Voss skizziert eine mathematische Gleichung zu einem Franken/Yen-Swap auf die Glaswand vor ihm. Er redet über Finanzströme wie süchtige Fischer über ihre Jagdgründe. Er macht klar, dass es längst nicht mehr die Entscheidungen an der Pyramidenspitze der Finanzkonzerne sind, die die Schäden verursachen. Es sind die Trader an der Basis, die, je nach Limit, und je nach Fähigkeit, dieses Limit zu umgehen, die grössten Summen bewegen, um zu spekulieren.

Wo bleibt der Sinn für eine Investition von 22 Sekunden?

Voss verblüfft mit Offenheit. Und mit klaren Vergleichen. Selten habe ich den Irrsinn der Börsenspekulationen besser zusammengefasst gesehen als in diesen Zahlen: «Nach dem Krieg betrug die durchschittliche Besitzdauer an einer Aktie noch vier Jahre. Wer sich an einem Unternehmen beteiligen wollte, hielt also ein Papier durchschnittlich vier Jahre in seinem Depot. Der Aktionär verfolgte die Geschäftstätigkeit, kannte die Strategie und hielt das Papier auch bei einer absehbar kurzfristigen Baisse an der Börse. Heute liegt die durchschnittliche Besitzdauer an einer Aktie bei 22 Sekunden!»

Niemand kann voraussagen, was geschehen wird, wenn niemand mehr versteht, was geschah.

Bald wird klar, dass Voss nichts zu verbergen hat. Nein, nicht einmal etwas zu verstecken bemüht er sich. Im Gegenteil: Verstehen möchte er. «Ein Einzelner kann den Steuerbericht des Deutschen-Bank-Konzerns gar nicht mehr kapieren. Es können da nur noch ganze Kanzleien etwas dazu sagen, und, meist ohne die Garantie, dass sie sich nicht irren».

Voss erzählt mit ruhiger Stimme, fast heiter. Er weiss, was er sagen darf. Manchmal, wenn er zu weit geht, bricht er von selber ab: «Nein. Das sage ich nur off the record. Schalt mal die Kamera da aus». Dann folgen ein paar schwarze Sekunden auf der Leinwand, die uns das sagen, was wir gewohnt sind: Dass uns vorenthalten wird, was uns vorenthalten wird.

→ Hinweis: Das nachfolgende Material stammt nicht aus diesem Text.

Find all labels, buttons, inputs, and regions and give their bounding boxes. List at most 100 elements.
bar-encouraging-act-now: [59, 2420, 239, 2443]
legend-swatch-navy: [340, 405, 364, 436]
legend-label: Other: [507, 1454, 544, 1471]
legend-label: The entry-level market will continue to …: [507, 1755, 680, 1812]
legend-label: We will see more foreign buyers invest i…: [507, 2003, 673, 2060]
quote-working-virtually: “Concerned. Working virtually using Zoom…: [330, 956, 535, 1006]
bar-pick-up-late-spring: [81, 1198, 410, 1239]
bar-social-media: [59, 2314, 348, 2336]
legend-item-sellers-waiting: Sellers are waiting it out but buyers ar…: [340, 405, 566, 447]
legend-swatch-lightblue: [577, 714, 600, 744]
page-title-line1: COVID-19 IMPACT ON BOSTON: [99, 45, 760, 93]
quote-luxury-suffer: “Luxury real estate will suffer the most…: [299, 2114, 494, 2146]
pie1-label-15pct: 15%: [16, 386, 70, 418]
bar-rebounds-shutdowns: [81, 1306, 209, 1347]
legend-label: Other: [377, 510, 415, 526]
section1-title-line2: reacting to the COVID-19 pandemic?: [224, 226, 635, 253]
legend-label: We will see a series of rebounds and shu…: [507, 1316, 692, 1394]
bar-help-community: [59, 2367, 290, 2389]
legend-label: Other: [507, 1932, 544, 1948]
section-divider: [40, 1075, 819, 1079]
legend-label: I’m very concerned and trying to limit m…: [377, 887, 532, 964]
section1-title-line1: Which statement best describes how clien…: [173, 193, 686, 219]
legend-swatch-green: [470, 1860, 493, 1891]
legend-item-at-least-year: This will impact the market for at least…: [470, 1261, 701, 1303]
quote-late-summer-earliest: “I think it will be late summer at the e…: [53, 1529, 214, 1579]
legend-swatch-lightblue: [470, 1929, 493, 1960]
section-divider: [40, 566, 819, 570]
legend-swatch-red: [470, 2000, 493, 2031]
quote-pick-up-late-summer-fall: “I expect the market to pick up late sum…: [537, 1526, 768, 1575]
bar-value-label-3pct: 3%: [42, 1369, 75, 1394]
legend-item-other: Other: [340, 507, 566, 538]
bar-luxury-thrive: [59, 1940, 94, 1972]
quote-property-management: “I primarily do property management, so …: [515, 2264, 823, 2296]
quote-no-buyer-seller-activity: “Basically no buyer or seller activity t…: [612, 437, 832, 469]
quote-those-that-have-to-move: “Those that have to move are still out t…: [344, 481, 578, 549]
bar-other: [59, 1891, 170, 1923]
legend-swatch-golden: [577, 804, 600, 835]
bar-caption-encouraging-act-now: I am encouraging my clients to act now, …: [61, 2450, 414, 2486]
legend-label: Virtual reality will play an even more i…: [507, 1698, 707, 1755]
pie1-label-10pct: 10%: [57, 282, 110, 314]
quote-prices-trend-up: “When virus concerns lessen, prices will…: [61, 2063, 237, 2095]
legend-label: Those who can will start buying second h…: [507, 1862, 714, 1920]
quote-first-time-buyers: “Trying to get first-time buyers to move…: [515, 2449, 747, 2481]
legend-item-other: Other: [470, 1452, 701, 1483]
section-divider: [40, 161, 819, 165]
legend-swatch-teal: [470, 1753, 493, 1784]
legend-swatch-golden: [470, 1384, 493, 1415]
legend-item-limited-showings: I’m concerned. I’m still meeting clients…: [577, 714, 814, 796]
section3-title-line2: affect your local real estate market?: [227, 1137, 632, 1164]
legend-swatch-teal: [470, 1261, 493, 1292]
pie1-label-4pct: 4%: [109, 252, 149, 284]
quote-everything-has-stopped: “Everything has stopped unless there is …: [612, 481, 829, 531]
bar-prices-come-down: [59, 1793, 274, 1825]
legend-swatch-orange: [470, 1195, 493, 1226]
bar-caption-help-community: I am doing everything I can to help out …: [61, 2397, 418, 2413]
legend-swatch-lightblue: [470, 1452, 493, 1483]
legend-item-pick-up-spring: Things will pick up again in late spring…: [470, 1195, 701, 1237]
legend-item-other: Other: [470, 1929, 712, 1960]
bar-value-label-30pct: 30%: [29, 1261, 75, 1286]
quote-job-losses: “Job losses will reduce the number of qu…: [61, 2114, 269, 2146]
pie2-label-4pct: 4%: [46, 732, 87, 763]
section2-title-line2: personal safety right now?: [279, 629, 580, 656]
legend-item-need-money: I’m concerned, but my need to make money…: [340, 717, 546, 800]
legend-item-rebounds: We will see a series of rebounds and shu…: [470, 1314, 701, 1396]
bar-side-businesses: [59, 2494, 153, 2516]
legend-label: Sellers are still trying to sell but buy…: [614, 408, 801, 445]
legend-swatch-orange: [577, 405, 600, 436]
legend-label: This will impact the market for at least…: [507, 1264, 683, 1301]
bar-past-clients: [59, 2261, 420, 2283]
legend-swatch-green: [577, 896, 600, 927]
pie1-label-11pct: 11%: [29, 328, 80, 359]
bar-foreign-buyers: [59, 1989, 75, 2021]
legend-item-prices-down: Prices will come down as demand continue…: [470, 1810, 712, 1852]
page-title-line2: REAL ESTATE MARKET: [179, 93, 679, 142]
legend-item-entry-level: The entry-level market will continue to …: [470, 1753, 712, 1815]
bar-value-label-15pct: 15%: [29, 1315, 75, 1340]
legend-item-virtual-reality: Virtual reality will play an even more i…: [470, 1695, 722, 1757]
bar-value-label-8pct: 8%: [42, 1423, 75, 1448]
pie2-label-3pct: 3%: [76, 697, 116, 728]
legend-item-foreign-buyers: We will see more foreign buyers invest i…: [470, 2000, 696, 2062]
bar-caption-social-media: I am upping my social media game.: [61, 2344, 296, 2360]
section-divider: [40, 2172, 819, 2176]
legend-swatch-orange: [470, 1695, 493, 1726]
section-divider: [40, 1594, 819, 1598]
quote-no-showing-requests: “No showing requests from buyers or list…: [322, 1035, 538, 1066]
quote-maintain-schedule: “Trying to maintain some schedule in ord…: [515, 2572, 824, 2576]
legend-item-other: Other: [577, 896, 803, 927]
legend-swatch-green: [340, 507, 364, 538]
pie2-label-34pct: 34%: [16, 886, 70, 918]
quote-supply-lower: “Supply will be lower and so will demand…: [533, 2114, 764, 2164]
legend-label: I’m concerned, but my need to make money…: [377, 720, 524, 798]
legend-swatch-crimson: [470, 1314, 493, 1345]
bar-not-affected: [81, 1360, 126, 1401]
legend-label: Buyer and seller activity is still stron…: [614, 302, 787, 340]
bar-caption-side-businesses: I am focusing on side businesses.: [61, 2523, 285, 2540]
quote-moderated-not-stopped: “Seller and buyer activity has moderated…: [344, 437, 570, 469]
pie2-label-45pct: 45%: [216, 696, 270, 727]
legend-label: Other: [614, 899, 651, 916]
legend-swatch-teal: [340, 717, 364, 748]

An der Börse können Sie auf alles Wetten, auch auf den Zusammenbruch

Voss ist kein Verzweifelter. Er hat in seinem Leben gut Kohle gemacht. Voss ist auch kein Verbitterter. Er hat aufgehört, bevor er seinen gesunden Menschenverstand verloren hätte. Voss ist aber auch kein Gewinner. Er bleibt beredt, auch wenn er den bevorstehenden Zusammenbruch skizziert. Nach Griechenland, Portugal und Spanien könnte es Frankreich sein. Frankreich. Dann heisst es «Rien ne va plus !». «Kein Plan B?» «Nein. Diese Banken hier haben einen Plan B für den  Fall, dass eine Atombombe einschlägt. Aber nicht für den Fall, dass diese Kreditkonstrukte aller einbrechen.» Aber das scheint Rainer Voss nicht von seinen klaren Gedankengängen abzuhalten.

Wenn er zum Beispiel im Geschäftsbericht die Liste der Rückstellungen vorliest, die die UBS für zukünftige Bussen wegen illegalen Praktiken tätigt, bleibt er ganz sachlich: Da habe man wohl Leuten was angedreht, was nicht koscher sei, der Stadt Mailand zum Beispiel, oder den Libor manipuliert, den Referenzzinssatz, zusammen mit anderen Grossbanken hat man da ein wenig die Märkte hinters Licht geführt … 

Nur einmal verstummt Rainer Voss. Als es um seine Familie geht. Da schüttelt er nur seinen Kopf. Da werden seine Sätze kürzer. Sein Atem flacher. Die Gedanken schweifen ab. Nein. Darüber reden will er nicht, sagt er, und sein Blick verliert sich in der Baustelle nebenan. Seit sechs Jahren baut die Europäische Zentralbank da ihren Turm. Je nachdem, wie sich die Dinge entwickeln, könnte er schon leer stehen, ehe er eröffnet sein wird.

 

 

Der Film läuft zur Zeit in den Kult-Kinos.